3. Results Discussion

Through the use of multiple outer loops, it is observed that the resulting cost functions show a great similarity, although the 3DVAR-NoRain configuration tends to minimize this function in fewer iterations (Figure 3).

Making vertical cross-sections in the relative humidity initialization fields for the different experiments, it could be seen over La Habana, in the case of simulations without data assimilation (No DA), how these did not take into account the influence on the vertical structure of the cloudy areas that are present in the study area. This is because they were the result of initializing only with low spatial resolution information from the GFS model, without inserting radar data or other observations types. On the other hand, both simulations with radar data assimilation inserted the influence of cloudy areas in the vertical structure of the relative humidity analysis fields obtained, which can be seen in Figure 4. When comparing the vertical cross-sections between the experiments with data assimilation, few differences were observed, although in the case of 3DVAR- noRain, an increase in the spatial distribution of relative humidity inside the cloud was observed, obtaining a more realistic structure of the convective storm present at the time of model initialization.

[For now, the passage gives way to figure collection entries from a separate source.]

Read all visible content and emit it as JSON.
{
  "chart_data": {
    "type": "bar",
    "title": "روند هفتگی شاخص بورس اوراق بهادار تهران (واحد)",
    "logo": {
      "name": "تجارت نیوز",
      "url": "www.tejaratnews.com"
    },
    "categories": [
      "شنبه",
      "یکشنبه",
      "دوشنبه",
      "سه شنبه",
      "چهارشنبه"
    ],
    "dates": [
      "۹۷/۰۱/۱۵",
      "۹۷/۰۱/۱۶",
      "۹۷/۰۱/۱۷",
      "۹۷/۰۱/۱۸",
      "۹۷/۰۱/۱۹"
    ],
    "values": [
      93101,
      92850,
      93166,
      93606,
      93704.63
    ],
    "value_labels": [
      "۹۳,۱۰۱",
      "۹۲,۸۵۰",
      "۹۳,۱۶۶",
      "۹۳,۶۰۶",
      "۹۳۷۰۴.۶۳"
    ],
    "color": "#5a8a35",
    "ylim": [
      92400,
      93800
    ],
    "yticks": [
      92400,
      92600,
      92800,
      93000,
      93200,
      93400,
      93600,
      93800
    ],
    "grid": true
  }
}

The comparison of the behavior of the brightness temperature values measured by the GOES-16 satellite corresponding to the first periods of the simulations (Figure 5) showed that the 3DVAR-noRain experiment obtained a greater ability to predict the areas of convective cloudiness associated with the prefrontal squall line, which maintained the activities of convective storm areas in the sea at the north of La Habana hours after the moment of initialization of the model. On the other hand, the 3DVAR experiment (without the radar_non_precip_opt option) attenuated the development of the convective process and did not adequately reflect the evolution of the cloud pattern associated with the squall line, which may be linked to differences in relative humidity analysis fields described in Figure 4.

In comparison with three-hourly precipitation observations of the INSMET station network (Figure 6a) and also specifically with the station of Casablanca (La Habana) (Figure 6b), which was affected by the rainfall associated with the prefrontal squall line, it was possible to determine that, despite the similar behavior of all the simulations, differences were observed in the first hours of the run, observing that the 3dvar-noRain experiment presented slightly lower mean absolute error values with respect to the rest of the simulations. These mean values during the simulation period ranged between 0.2 and 1.8 mm/3 h (Figure 6a) and between 0 and 48 mm/3 h (Figure 6b) for the case of accumulated precipitation measured at the Casablanca station.

4. Conclusions

The null-echo assimilation option proved to be an important option in the assimilation of radar data. It allows more realistic construction of moisture fields and its vertical structure in areas of observed reflectivity echoes. The use of this option contributes to improving the precipitation forecast and adequately reproduces the convective processes in the first time steps. The simulation with radar data assimilation but without the use of this option did not adequately represent the reflectivity echoes and the brightness temperatures of cloud tops in the first 2 h of simulation. The verification with synoptic station data showed that the use of the radar_non_precip_opt option made it possible to obtain lower mean absolute error values in the forecast of accumulated precipitation in the first 3 h of simulation.